Humans have this sort of innate ability to adjust to their surroundings. Well, I guess everything does. But with humans I find it interesting because there is more to the adjustment then just thousands of years of evolution. There is an intentional emotional and psychological evolution that happens that is generally a response or protection against cultural norms.

Where I noticed this is what we do with guilt. Humans for centuries have had ways to deal with this. For a while there we killed some animal to remove our guilt. We use penance. We say words. We justify our actions with beliefs about how we were created, or that we couldn’t help it or that it wasn’t actually wrong in the first place.

What is obvious is that guilt is real. We do something that we shouldn’t have done. Somehow we have this feeling that what we did shouldn’t have been done. Call it your conscience, call it the Holy Spirit, call it Natural Law. Regardless, it is there, and we don’t like it, so we try and get rid of it. Religions and psychotherapists have been trying to help us get over it since we had language.

The Christian version of confession is our attempt to deal with this natural human condition. It’s a way in which we can acknowledge the guilt and own up to how we’ve fallen short. I think confession is a good way to go about it as it acknowledges the problem is still there and hasn’t gone away. It keeps us in our place. As we aren’t just confession individual moments where we feel guilty but we are confessing the kinds of people we are. We fess up to the weakness over and over again to remind us that the strength doesn’t lie within us. We can’t just stop doing the things we confess about and everything gets better.
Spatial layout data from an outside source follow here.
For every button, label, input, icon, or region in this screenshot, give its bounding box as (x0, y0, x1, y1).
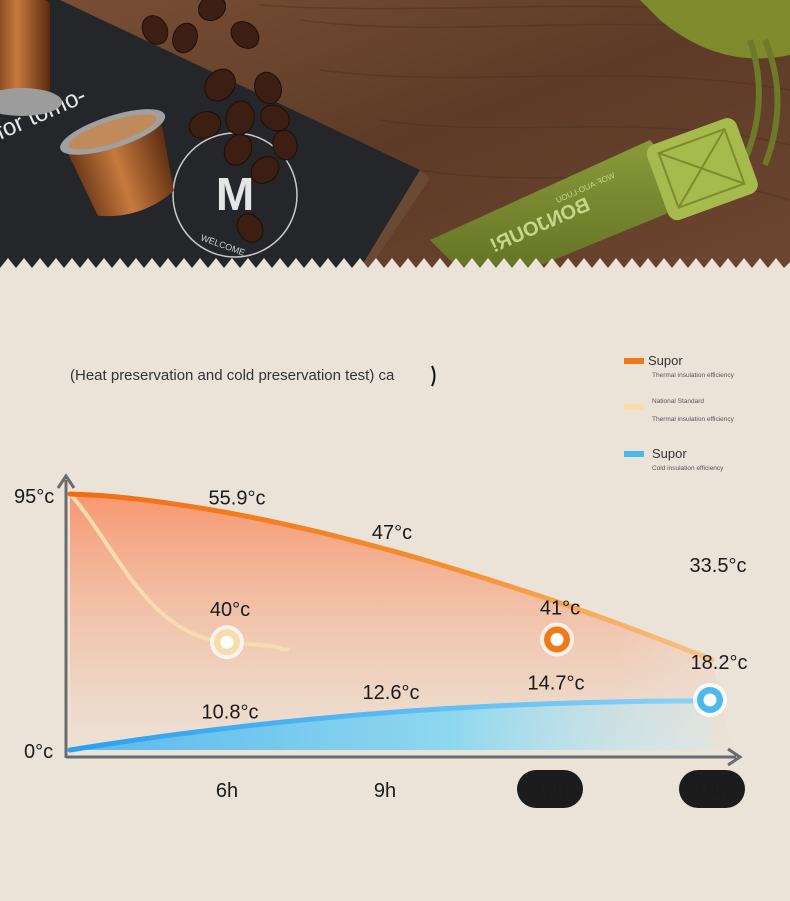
zigzag-edge (0, 258, 790, 285)
legend-swatch-national (624, 404, 644, 410)
label-cold-18h: 18.2°c (691, 652, 748, 674)
marker-national-6h (210, 625, 244, 660)
x-axis-arrow (727, 747, 743, 767)
legend-desc-supor-cold: Cold insulation efficiency (652, 465, 724, 472)
legend-desc-supor-heat: Thermal insulation efficiency (652, 372, 735, 379)
label-national-6h: 40°c (210, 599, 250, 621)
x-tick-6h: 6h (216, 780, 238, 802)
x-tick-pill-12h (517, 770, 583, 808)
point-markers (210, 622, 727, 717)
legend-swatch-supor-cold (624, 451, 644, 457)
legend: Supor Thermal insulation efficiency Nati… (624, 353, 735, 472)
x-tick-9h: 9h (374, 780, 396, 802)
label-cold-9h: 12.6°c (363, 682, 420, 704)
label-cold-6h: 10.8°c (202, 701, 259, 723)
coffee-capsule-top (0, 0, 62, 116)
bottle-strap: BONJOUR! WOF·AUO·LUOU (430, 0, 790, 285)
x-tick-labels: 6h 9h 12h 18h (216, 770, 745, 808)
coaster-edge (350, 170, 430, 285)
label-heat-12h: 41°c (540, 598, 580, 620)
supor-cold-line (67, 698, 715, 753)
x-tick-18h: 18h (695, 780, 728, 802)
label-heat-18h: 33.5°c (690, 555, 747, 577)
legend-name-national: National Standard (652, 398, 704, 405)
subtitle-bracket (431, 365, 436, 387)
data-labels: 55.9°c 47°c 41°c 33.5°c 40°c 10.8°c 12.6°c 14.7… (202, 488, 748, 724)
marker-supor-cold-18h (693, 682, 727, 717)
legend-swatch-supor-heat (624, 358, 644, 364)
label-cold-12h: 14.7°c (528, 673, 585, 695)
coffee-capsule-tilted (60, 109, 174, 217)
y-tick-bottom: 0°c (24, 741, 53, 763)
label-heat-9h: 47°c (372, 522, 412, 544)
legend-name-supor-cold: Supor (652, 446, 687, 461)
cold-area-fill (70, 701, 712, 750)
legend-name-supor-heat: Supor (648, 353, 683, 368)
y-axis-arrow (56, 473, 76, 489)
coffee-beans (141, 0, 298, 243)
chart-subtitle: (Heat preservation and cold preservation… (70, 367, 395, 384)
x-tick-12h: 12h (533, 780, 566, 802)
y-tick-top: 95°c (14, 486, 54, 508)
axes (56, 473, 743, 767)
heat-area-fill (70, 494, 732, 750)
supor-heat-line (67, 491, 715, 663)
x-tick-pill-18h (679, 770, 745, 808)
stamp-letter: M (216, 168, 254, 220)
label-heat-6h: 55.9°c (209, 488, 266, 510)
legend-desc-national: Thermal insulation efficiency (652, 416, 735, 423)
marker-supor-heat-12h (540, 622, 574, 657)
product-photo-banner: M WELCOME for tomo- BONJOUR (0, 0, 790, 285)
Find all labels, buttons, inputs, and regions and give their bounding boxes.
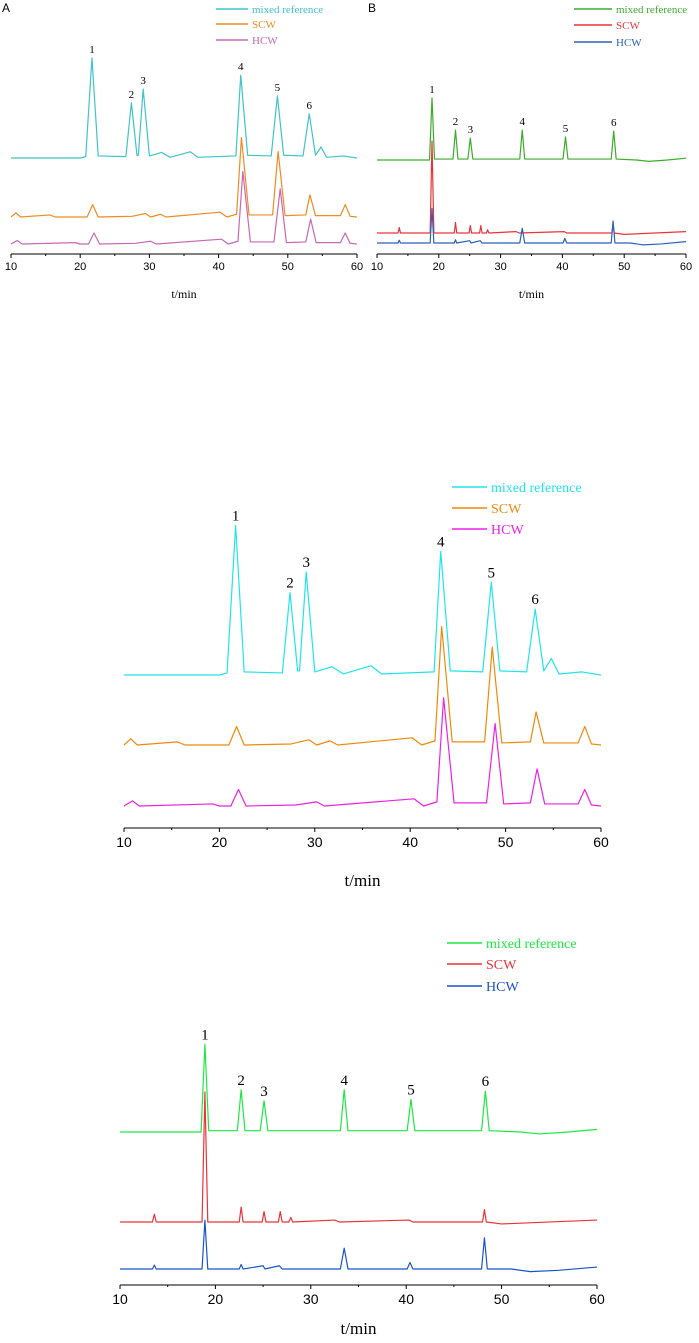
legend-label: HCW: [486, 980, 519, 995]
peak-label: 4: [238, 61, 244, 73]
x-tick-label: 30: [303, 1291, 319, 1307]
peak-label: 3: [468, 124, 474, 136]
panel-letter: B: [368, 1, 376, 15]
panel-letter: A: [2, 1, 10, 15]
x-tick-label: 50: [282, 261, 294, 273]
x-tick-label: 60: [680, 261, 692, 273]
x-tick-label: 20: [433, 261, 445, 273]
peak-label: 5: [563, 123, 569, 135]
peak-label: 5: [275, 82, 281, 94]
legend-label: HCW: [616, 37, 642, 49]
x-axis-label: t/min: [341, 1319, 377, 1338]
x-tick-label: 50: [618, 261, 630, 273]
legend-label: HCW: [491, 523, 524, 538]
series-line-1: [11, 57, 358, 159]
x-tick-label: 10: [116, 834, 132, 850]
x-tick-label: 30: [307, 834, 323, 850]
series-line-3: [10, 170, 358, 245]
peak-label: 1: [201, 1027, 209, 1043]
series-line-3: [120, 1219, 598, 1273]
x-tick-label: 10: [371, 261, 383, 273]
peak-label: 1: [429, 84, 435, 96]
x-tick-label: 40: [398, 1291, 414, 1307]
x-tick-label: 10: [5, 261, 17, 273]
series-line-3: [377, 207, 687, 246]
peak-label: 4: [340, 1073, 348, 1089]
peak-label: 2: [129, 89, 135, 101]
peak-label: 2: [237, 1073, 245, 1089]
x-tick-label: 30: [143, 261, 155, 273]
series-line-3: [123, 697, 602, 807]
x-tick-label: 40: [402, 834, 418, 850]
peak-label: 3: [140, 75, 146, 87]
peak-label: 5: [407, 1083, 415, 1099]
legend-label: SCW: [616, 20, 640, 32]
peak-label: 1: [232, 509, 240, 525]
x-tick-label: 20: [74, 261, 86, 273]
series-line-1: [377, 97, 687, 162]
legend-label: SCW: [252, 19, 276, 31]
legend-label: mixed reference: [491, 481, 582, 496]
x-tick-label: 60: [351, 261, 363, 273]
x-tick-label: 10: [112, 1291, 128, 1307]
series-line-1: [120, 1043, 598, 1135]
peak-label: 2: [453, 116, 459, 128]
x-axis-label: t/min: [345, 871, 381, 890]
peak-label: 6: [531, 592, 539, 608]
legend-label: SCW: [491, 502, 522, 517]
x-tick-label: 50: [498, 834, 514, 850]
legend-label: mixed reference: [486, 937, 577, 952]
peak-label: 5: [488, 565, 496, 581]
x-tick-label: 40: [212, 261, 224, 273]
peak-label: 3: [260, 1084, 268, 1100]
peak-label: 1: [89, 44, 95, 56]
legend-label: mixed reference: [616, 4, 687, 16]
x-tick-label: 30: [494, 261, 506, 273]
x-axis-label: t/min: [171, 287, 196, 301]
series-line-1: [124, 525, 602, 676]
series-line-2: [10, 137, 358, 218]
peak-label: 4: [519, 116, 525, 128]
peak-label: 6: [482, 1074, 490, 1090]
series-line-2: [377, 140, 687, 235]
peak-label: 6: [307, 100, 313, 112]
series-line-2: [123, 625, 602, 746]
x-tick-label: 20: [208, 1291, 224, 1307]
x-tick-label: 20: [212, 834, 228, 850]
peak-label: 6: [611, 117, 617, 129]
x-tick-label: 50: [494, 1291, 510, 1307]
x-axis-label: t/min: [519, 287, 544, 301]
legend-label: mixed reference: [252, 4, 323, 16]
x-tick-label: 60: [589, 1291, 605, 1307]
series-line-2: [120, 1091, 598, 1225]
x-tick-label: 60: [593, 834, 609, 850]
x-tick-label: 40: [556, 261, 568, 273]
peak-label: 2: [286, 576, 294, 592]
peak-label: 4: [437, 534, 445, 550]
legend-label: SCW: [486, 958, 517, 973]
peak-label: 3: [302, 555, 310, 571]
legend-label: HCW: [252, 35, 278, 47]
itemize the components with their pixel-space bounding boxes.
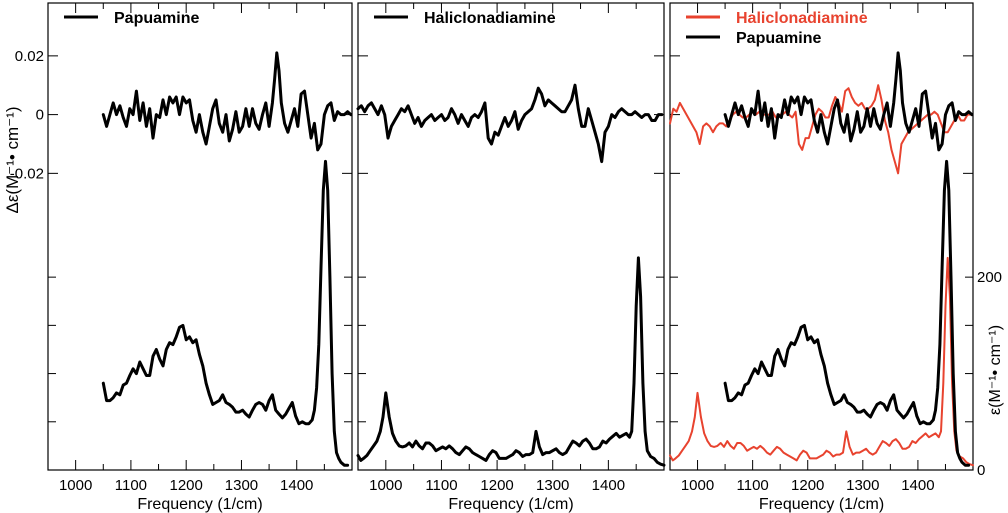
- x-tick-label: 1300: [846, 477, 879, 494]
- x-axis-label: Frequency (1/cm): [137, 496, 262, 513]
- series-line-papuamine-ir: [723, 159, 971, 467]
- y-tick-label: 0: [977, 462, 985, 479]
- series-line-papuamine-vcd: [101, 51, 353, 152]
- x-tick-label: 1000: [59, 477, 92, 494]
- x-tick-label: 1000: [369, 477, 402, 494]
- plot-frame: [669, 2, 974, 471]
- x-tick-label: 1200: [169, 477, 202, 494]
- x-tick-label: 1300: [536, 477, 569, 494]
- y-tick-label: -0.02: [10, 165, 44, 182]
- legend-label: Haliclonadiamine: [424, 10, 556, 27]
- x-tick-label: 1200: [791, 477, 824, 494]
- x-tick-label: 1400: [280, 477, 313, 494]
- right-y-axis-label: ε(M⁻¹• cm⁻¹): [987, 325, 1004, 415]
- series-line-papuamine-vcd: [723, 51, 974, 152]
- x-tick-label: 1200: [480, 477, 513, 494]
- plot-frame: [357, 2, 665, 471]
- chart-panel-1: 1000 1100 1200 1300 1400 Frequency (1/cm) 0.02…: [10, 2, 353, 513]
- series-line-haliclonadiamine-ir: [669, 256, 974, 467]
- left-y-axis-label: Δε(M⁻¹• cm⁻¹): [3, 106, 22, 213]
- chart-panel-2: 1000 1100 1200 1300 1400 Frequency (1/cm) Hali…: [356, 2, 666, 513]
- panels: 1000 1100 1200 1300 1400 Frequency (1/cm) 0.02…: [10, 2, 1004, 513]
- x-tick-label: 1100: [737, 477, 769, 494]
- legend-label: Papuamine: [114, 10, 199, 27]
- x-tick-label: 1100: [425, 477, 457, 494]
- x-tick-label: 1000: [681, 477, 714, 494]
- plot-frame: [47, 2, 353, 471]
- y-tick-label: 0.02: [15, 48, 44, 65]
- x-tick-label: 1300: [225, 477, 258, 494]
- legend-label: Haliclonadiamine: [736, 10, 868, 27]
- x-tick-label: 1100: [115, 477, 147, 494]
- series-line-papuamine-ir: [101, 159, 350, 467]
- y-tick-label: 200: [977, 269, 1002, 286]
- legend-label: Papuamine: [736, 30, 821, 47]
- x-axis-label: Frequency (1/cm): [448, 496, 573, 513]
- y-tick-label: 0: [36, 107, 44, 124]
- chart-panel-3: 1000 1100 1200 1300 1400 Frequency (1/cm) 0 200…: [669, 2, 1004, 513]
- series-line-haliclonadiamine-vcd: [356, 83, 664, 164]
- series-line-haliclonadiamine-ir: [356, 256, 666, 467]
- x-tick-label: 1400: [592, 477, 625, 494]
- x-tick-label: 1400: [901, 477, 934, 494]
- x-axis-label: Frequency (1/cm): [759, 496, 884, 513]
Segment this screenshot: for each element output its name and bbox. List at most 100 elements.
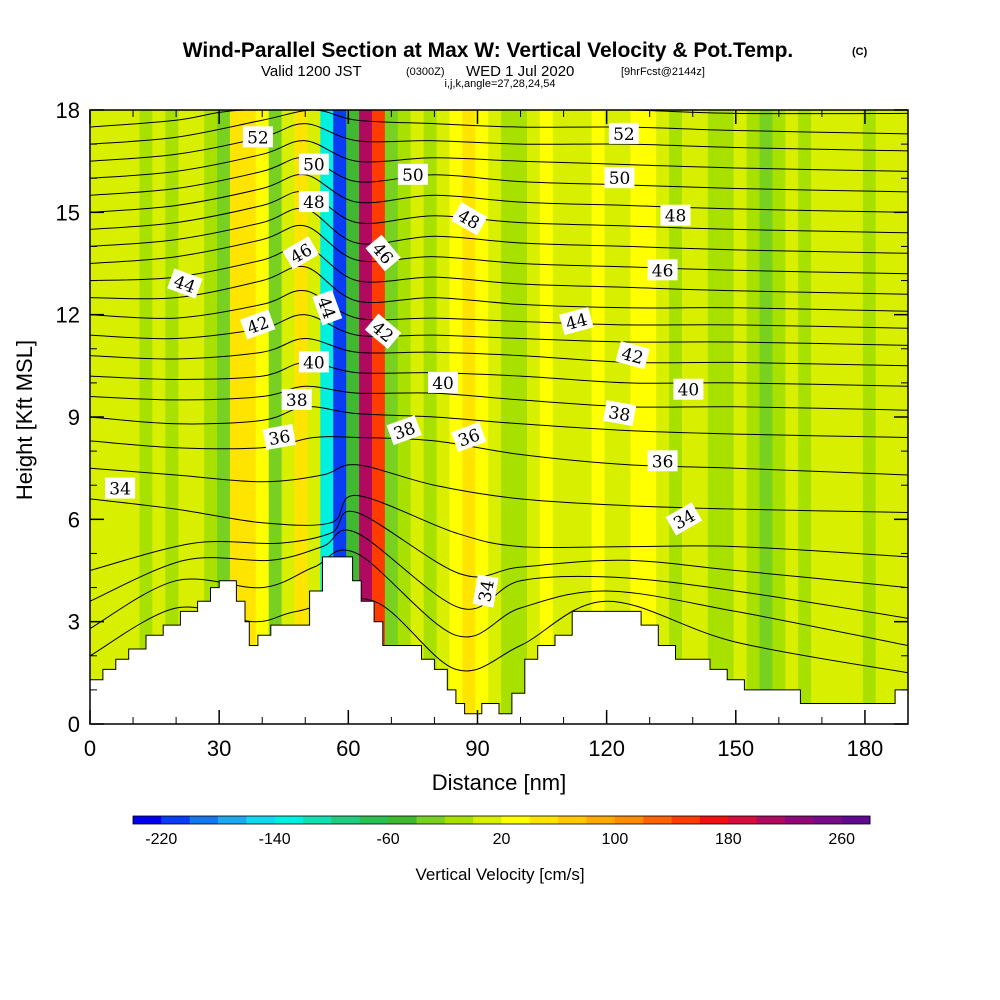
colorbar-swatch: [671, 816, 701, 824]
contour-label: 40: [428, 371, 458, 394]
contour-label: 36: [451, 422, 487, 453]
colorbar-tick-label: 100: [602, 831, 629, 848]
x-tick-label: 90: [465, 736, 489, 761]
colorbar-swatch: [785, 816, 814, 824]
contour-label-box: [386, 415, 422, 446]
colorbar-swatch: [303, 816, 332, 824]
isentrope-line: [90, 224, 908, 275]
y-tick-label: 6: [68, 507, 80, 532]
contour-label: 40: [298, 351, 329, 373]
velocity-column: [746, 110, 761, 724]
contour-label-box: [105, 477, 136, 499]
contour-label: 40: [673, 378, 704, 401]
velocity-column: [229, 110, 244, 724]
contour-label-text: 48: [303, 193, 325, 213]
x-tick-label: 60: [336, 736, 360, 761]
isentrope-line: [90, 314, 908, 346]
velocity-column: [552, 110, 567, 724]
colorbar-tick-label: 20: [493, 831, 511, 848]
contour-label-box: [451, 422, 487, 453]
isentrope-line: [90, 406, 908, 438]
velocity-column: [772, 110, 786, 724]
colorbar-swatch: [813, 816, 843, 824]
contour-label: 52: [242, 126, 273, 148]
velocity-column: [384, 110, 399, 724]
velocity-column: [449, 110, 463, 724]
velocity-column: [875, 110, 890, 724]
velocity-column: [849, 110, 864, 724]
colorbar-swatch: [756, 816, 786, 824]
isentrope-line: [90, 207, 908, 254]
y-axis-title: Height [Kft MSL]: [12, 340, 37, 500]
contour-label-box: [604, 167, 635, 189]
contour-label-box: [364, 313, 402, 350]
velocity-column: [539, 110, 554, 724]
contour-label-box: [167, 268, 203, 299]
contour-label: 52: [608, 122, 639, 145]
colorbar-swatch: [416, 816, 446, 824]
velocity-column: [862, 110, 877, 724]
contour-label-box: [673, 378, 704, 400]
contour-label-box: [450, 202, 488, 236]
contour-label-box: [647, 259, 678, 281]
velocity-column: [397, 110, 412, 724]
isentrope-line: [90, 290, 908, 329]
x-tick-label: 0: [84, 736, 96, 761]
velocity-column: [682, 110, 696, 724]
velocity-column: [785, 110, 799, 724]
colorbar-swatch: [558, 816, 587, 824]
colorbar-swatch: [444, 816, 474, 824]
velocity-column: [811, 110, 825, 724]
colorbar-swatch: [586, 816, 616, 824]
velocity-column: [307, 110, 321, 724]
contour-label-box: [647, 450, 678, 472]
colorbar-swatch: [133, 816, 162, 824]
velocity-column: [217, 110, 231, 724]
colorbar-swatch: [728, 816, 758, 824]
velocity-column: [204, 110, 218, 724]
contour-label-box: [282, 236, 319, 270]
contour-label: 36: [647, 450, 678, 472]
velocity-column: [707, 110, 722, 724]
colorbar-swatch: [246, 816, 276, 824]
colorbar-tick-label: 180: [715, 831, 742, 848]
colorbar-swatch: [161, 816, 191, 824]
colorbar-swatch: [501, 816, 531, 824]
contour-label-box: [262, 424, 296, 450]
velocity-column: [720, 110, 735, 724]
contour-label-text: 40: [432, 374, 454, 394]
velocity-column: [359, 110, 373, 724]
colorbar-tick-label: -140: [259, 831, 291, 848]
contour-label: 50: [298, 153, 329, 176]
isentrope-line: [90, 464, 908, 513]
contour-label-text: 48: [665, 207, 687, 227]
colorbar-swatch: [274, 816, 304, 824]
contour-label-box: [428, 371, 458, 393]
title-indices: i,j,k,angle=27,28,24,54: [444, 78, 555, 90]
colorbar-tick-label: -220: [145, 831, 177, 848]
colorbar-swatch: [841, 816, 871, 824]
velocity-column: [255, 110, 270, 724]
isentrope-line: [90, 157, 908, 196]
velocity-column: [462, 110, 476, 724]
title-main: Wind-Parallel Section at Max W: Vertical…: [183, 39, 794, 62]
colorbar-tick-label: -60: [377, 831, 400, 848]
contour-label: 36: [262, 424, 296, 450]
isentrope-line: [90, 110, 908, 145]
velocity-column: [488, 110, 502, 724]
colorbar-title: Vertical Velocity [cm/s]: [415, 865, 584, 884]
velocity-column: [139, 110, 153, 724]
velocity-column: [165, 110, 179, 724]
colorbar-swatch: [643, 816, 672, 824]
contour-label: 34: [472, 574, 499, 608]
x-tick-label: 180: [847, 736, 884, 761]
velocity-column: [100, 110, 115, 724]
isentrope-line: [90, 436, 908, 476]
contour-label-text: 50: [402, 166, 424, 186]
contour-label-text: 46: [652, 261, 674, 281]
velocity-column: [591, 110, 606, 724]
colorbar-swatch: [473, 816, 502, 824]
contour-label-box: [608, 122, 639, 144]
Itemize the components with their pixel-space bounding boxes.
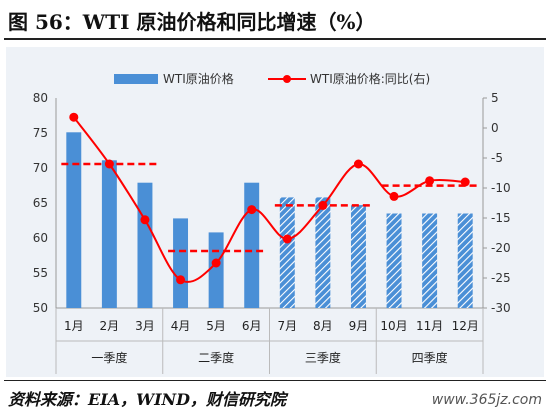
price-bar-11月 (422, 213, 438, 308)
footer-rule (4, 380, 546, 381)
title-rule (4, 38, 546, 40)
x-tick-label: 4月 (171, 319, 191, 333)
x-tick-label: 10月 (380, 319, 407, 333)
quarter-group-label: 二季度 (198, 350, 234, 365)
x-tick-label: 12月 (452, 319, 479, 333)
right-axis-tick-label: -10 (491, 181, 511, 195)
yoy-growth-line (72, 116, 466, 283)
legend-bar-swatch (114, 74, 158, 84)
left-axis-tick-label: 60 (33, 231, 48, 245)
yoy-point-9月 (353, 159, 363, 169)
x-tick-label: 8月 (313, 319, 333, 333)
legend-line-marker (283, 75, 291, 83)
x-tick-label: 11月 (416, 319, 443, 333)
yoy-point-6月 (247, 205, 257, 215)
left-axis-tick-label: 80 (33, 91, 48, 105)
x-tick-label: 1月 (64, 319, 84, 333)
right-axis-tick-label: -25 (491, 271, 511, 285)
yoy-point-11月 (425, 176, 435, 186)
price-bar-6月 (244, 182, 260, 308)
x-tick-label: 3月 (135, 319, 155, 333)
yoy-point-7月 (282, 234, 292, 244)
yoy-point-8月 (318, 200, 328, 210)
left-axis-tick-label: 70 (33, 161, 48, 175)
left-axis-tick-label: 75 (33, 126, 48, 140)
price-bar-2月 (101, 160, 117, 308)
chart-legend: WTI原油价格 WTI原油价格:同比(右) (114, 71, 430, 86)
yoy-point-12月 (460, 177, 470, 187)
right-axis-tick-label: 0 (491, 121, 499, 135)
price-bar-9月 (350, 205, 366, 308)
x-tick-label: 9月 (349, 319, 369, 333)
yoy-point-3月 (140, 215, 150, 225)
price-bar-10月 (386, 213, 402, 308)
price-bar-5月 (208, 232, 224, 308)
yoy-point-2月 (104, 159, 114, 169)
right-axis-tick-label: -5 (491, 151, 503, 165)
figure-title: 图 56：WTI 原油价格和同比增速（%） (8, 10, 376, 34)
right-axis-tick-label: 5 (491, 91, 499, 105)
right-axis-tick-label: -15 (491, 211, 511, 225)
source-note: 资料来源：EIA，WIND，财信研究院 (8, 390, 287, 409)
price-bar-4月 (173, 218, 189, 308)
quarter-group-label: 一季度 (91, 350, 127, 365)
chart-frame: WTI原油价格 WTI原油价格:同比(右) 50 55 60 65 70 75 80 -30-… (6, 47, 544, 377)
watermark: www.365jz.com (431, 392, 542, 408)
price-bar-1月 (66, 132, 82, 308)
wti-chart: WTI原油价格 WTI原油价格:同比(右) 50556065707580-30-… (33, 71, 511, 374)
legend-line-label: WTI原油价格:同比(右) (310, 71, 430, 86)
left-axis-tick-label: 55 (33, 266, 48, 280)
yoy-point-10月 (389, 191, 399, 201)
x-tick-label: 6月 (242, 319, 262, 333)
x-tick-label: 5月 (206, 319, 226, 333)
yoy-point-1月 (69, 112, 79, 122)
price-bar-8月 (315, 197, 331, 308)
left-axis-tick-label: 65 (33, 196, 48, 210)
x-tick-label: 2月 (100, 319, 120, 333)
yoy-point-4月 (176, 275, 186, 285)
left-axis-tick-label: 50 (33, 301, 48, 315)
x-tick-label: 7月 (277, 319, 297, 333)
quarter-group-label: 四季度 (412, 350, 448, 365)
right-axis-tick-label: -20 (491, 241, 511, 255)
price-bar-3月 (137, 182, 153, 308)
price-bar-12月 (457, 213, 473, 308)
price-bar-7月 (279, 197, 295, 308)
quarter-group-label: 三季度 (305, 350, 341, 365)
yoy-point-5月 (211, 258, 221, 268)
legend-bar-label: WTI原油价格 (163, 71, 234, 86)
right-axis-tick-label: -30 (491, 301, 511, 315)
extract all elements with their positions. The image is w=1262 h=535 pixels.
Staying in this place of confession as a Christian though, when held up to self-help world of dealing with guilt is a odd place to be in. Christians confess over and over again that we have sinned against God and each other and are in need of God’s grace to continue on in love and peace. The self-help world though seems to suggest that it’s not really you. You just have to try a bit harder to discover the real you, try your best and eventually this will go away. Confession is only a means to an end in that world. It’s a way to try and remove guilt for not trying hard enough. But guilt doesn’t disappear because you admit you did something wrong. Guilt can only be absorbed by grace, not by the reality of it’s existence.

I think we all have our ways in which we seek to make ourselves feel better for not living up to the people we know we should be. Confession can quickly just become an attempted quick-fix to deal with our guilty conscience. It should be more than that though. Confession should be a ritual of grace, causing us to remember who we were created to be and the grace we are always in need of to carry on in healthy relationships with each other and God.